クライマックスはやはり『フェルメール展』と『対決 巨匠たちの日本美術』でした。
気合をいれて朝一から1日かけてハシゴしました。
どちらも大勢の人が詰め掛けて大変な混雑でしたが、見に出かけた甲斐がありました。
フェルメール展では、当初予定されていた「絵画芸術」が出品とりやめになったのは
残念でしたが、代わりに出品されていた「手紙を書く婦人と召使い」の
フェルメールならでは構図と白いカーテンごしの柔らかな自然光に感動しましたし、
「リュートを調弦する女」など、写真などで見るとそれほどでもなかったものが
抑制された色彩の中にも微妙な光のニュアンスが感じられたりして、やはり
実物をこの眼で見なければわからないという、当たり前のことなのですが、
実際に体感できてよかったです。

『対決 巨匠たちの日本美術』は、残念ですが今日が千秋楽となります。
これはもうすばらしい展覧会でした。
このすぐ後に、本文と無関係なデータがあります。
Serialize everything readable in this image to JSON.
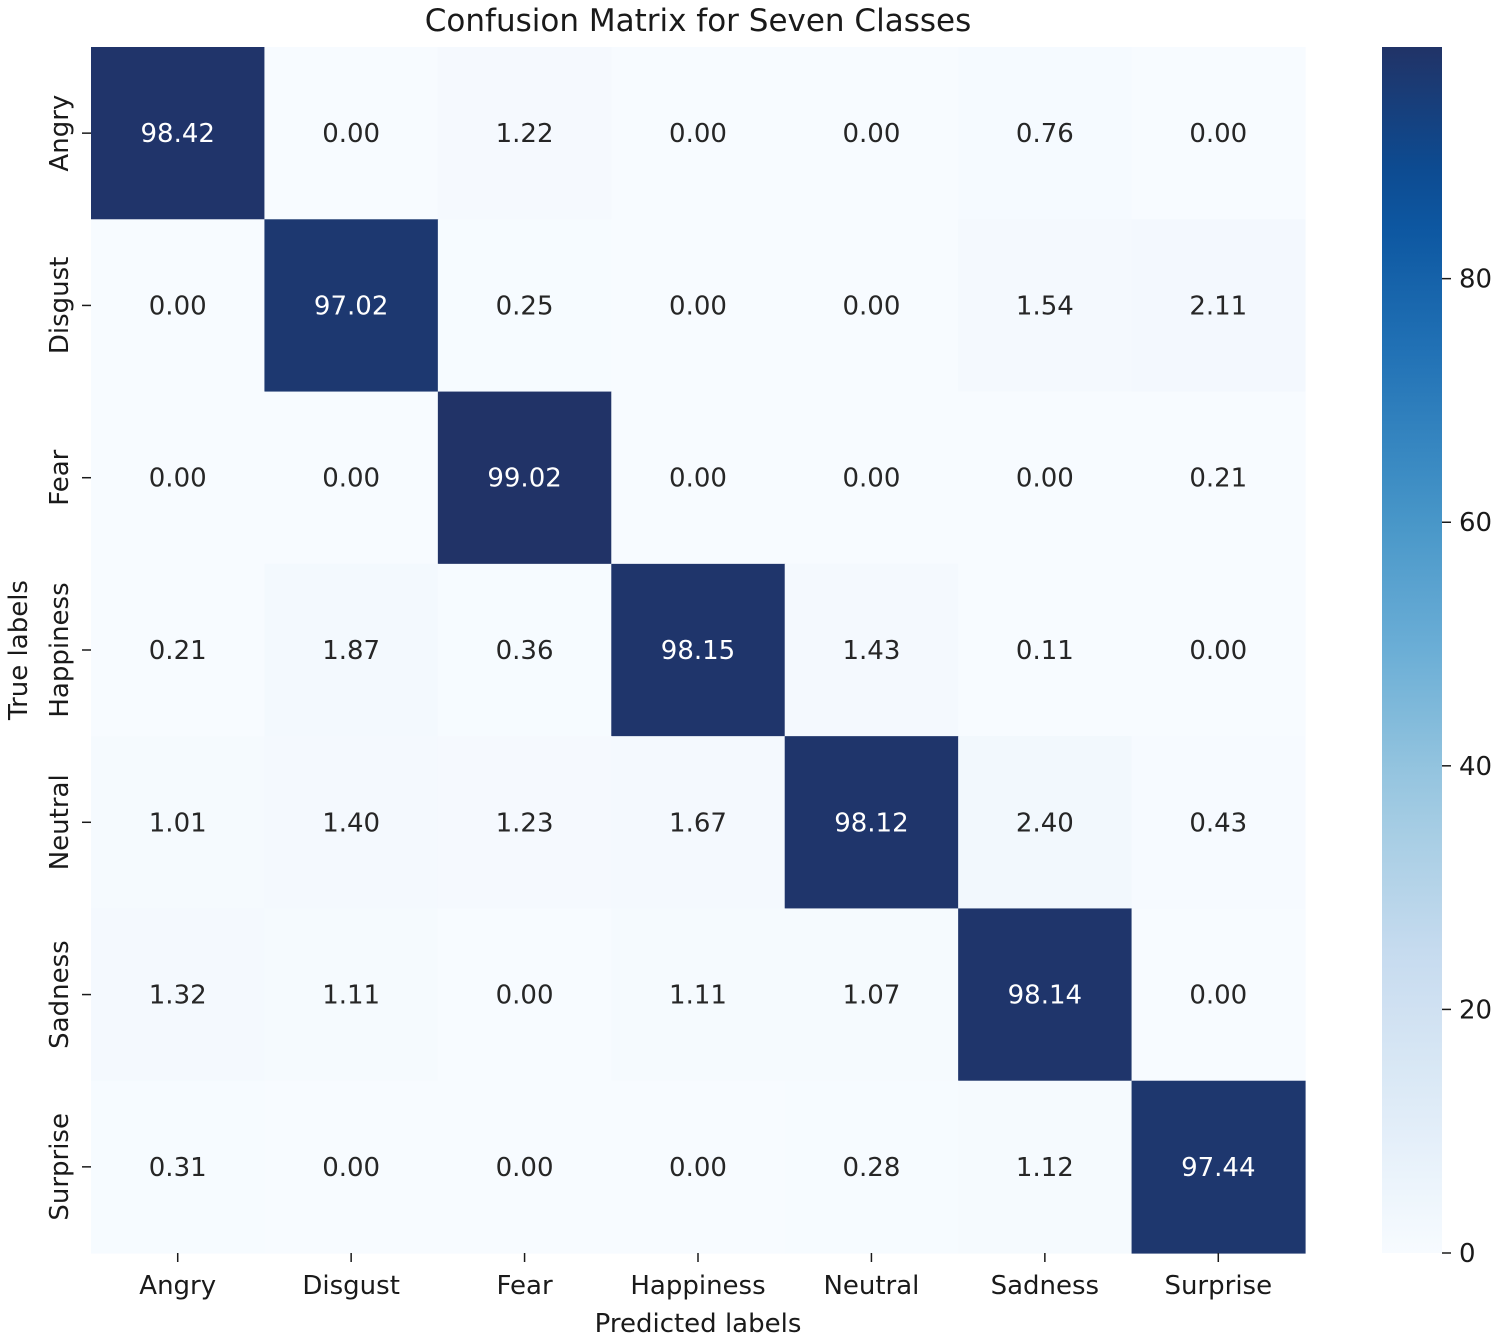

見に行けてよかったです。
巨匠たちを一対一で対比させて展示するという企画の面白さもありますが、
作品のどれもがスケールが大きく、エネルギッシュな生命感に満ちていて
作品から気をもらっているような感じで、見ているだけで元気になりました。
いい加減、足は疲れていたのですが、壮快な気分で美術館を後にしました。
そのほかの美術展についても、また、少しずつ書いていければと思います。